I am looking for a 4 basket tedder. There is a Morra 420 available nearby at a good price, and I want to ask people here if Morra is a good brand or not. We are also looking at a couple of New Holland tedders, but they're located a good bit further away and are more expensive. Thanks for your input here.


----------



## somedevildawg (Jun 20, 2011)

Hello Edmund, for the money spent Morra makes a decent machine, although I'm not sure I would want one for my operation, parts are available from agri supply I believe. I am not a fan of the new Hollands btw. Kuhn, krone, fanex, lots of good quality machines, most common thing you will need is teeth, you will probably find them in your tractor tires, but they will be unusable, so will your tractor tire......go back to your profile and enter your locale so members will be able to see where you hail from, someone may have one they want to sell close to you! Good luck on your purchase.


----------



## mlappin (Jun 25, 2009)

In certain conditions the morra you ted the better. Whether or not Morra actually makes a good tedder is beyond me. Stick with a more popular brand if you can.


----------



## stickney farm (Jan 17, 2011)

somedevildawg said:


> I am not a fan of the new Hollands btw. Kuhn, krone, fanex, lots of good quality machines,


just to let it be known the new hollands are actually kuhn tedders painted red


----------



## Grateful11 (Apr 5, 2009)

We looked at the Morra's at Agri-Supply and to be quite frank I wasn't impressed with the build quality and the fit and finish was pretty darn rough. Agri-Supply I believe has the exclusive rights to sell Morra in the US and Agri-Supply is sort of the Harbor Freight of Ag supplies and as soon as they can get a cheaper supplier I'll bet they drop Morra and go with something else. Wife could saved about $3K going with a Morra but she's always been one to buy for the long haul. Don't get me wrong we like Agri-Supply, we sure wouldn't drive over 2 hours to get there if we didn't but they sell some really good stuff and some really cheap stuff. It's the best place around to buy lawn mower blades, they sell Oregon and they hold up better than JD's blades at less than half the price. There's someone on here that uses a Morra, maybe they'll chime in.

http://www.morraitaly.com/


----------



## somedevildawg (Jun 20, 2011)

stickney farm said:


> just to let it be known the new hollands are actually kuhn tedders painted red


I sure didn't know that, I wonder how long, the ones I have seen down here, and there haven't been many, maybe 3-4, were nothing like the Kuhn, but then again I think they were older units. I remember 2 of em being broke.


----------



## stickney farm (Jan 17, 2011)

somedevildawg said:


> I sure didn't know that, I wonder how long, the ones I have seen down here, and there haven't been many, maybe 3-4, were nothing like the Kuhn, but then again I think they were older units. I remember 2 of em being broke.
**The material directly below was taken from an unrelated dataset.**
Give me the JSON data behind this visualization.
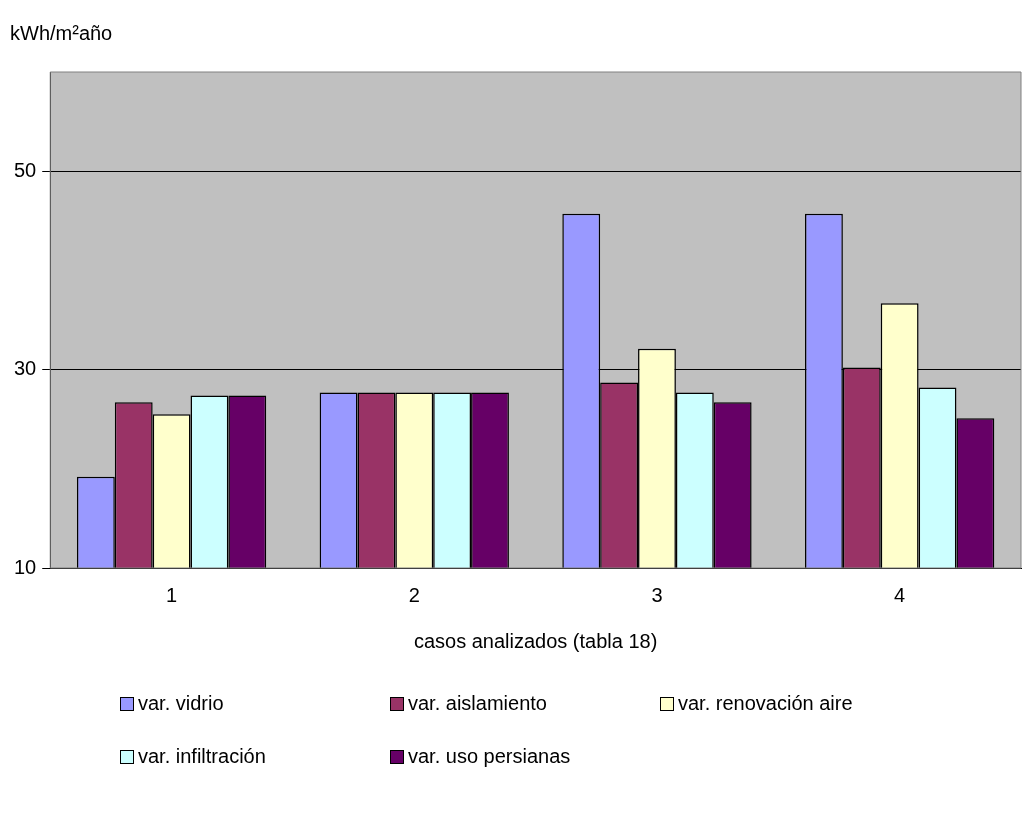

if they were older ones it could've been before kuhn switched to the digidrive


----------



## mlappin (Jun 25, 2009)

I had a older two rotor New Holland tedder that I'm pretty sure wasn't made by Kuhn. Trailed off to one side the arms on the left would fold one forward and one backwards for road transport. Had the skinny little tires on it as well like a wheel barrow. Good tedder actually but was just way too small.


----------



## somedevildawg (Jun 20, 2011)

Stickney I think you are right in that assessment, it was older ones.


----------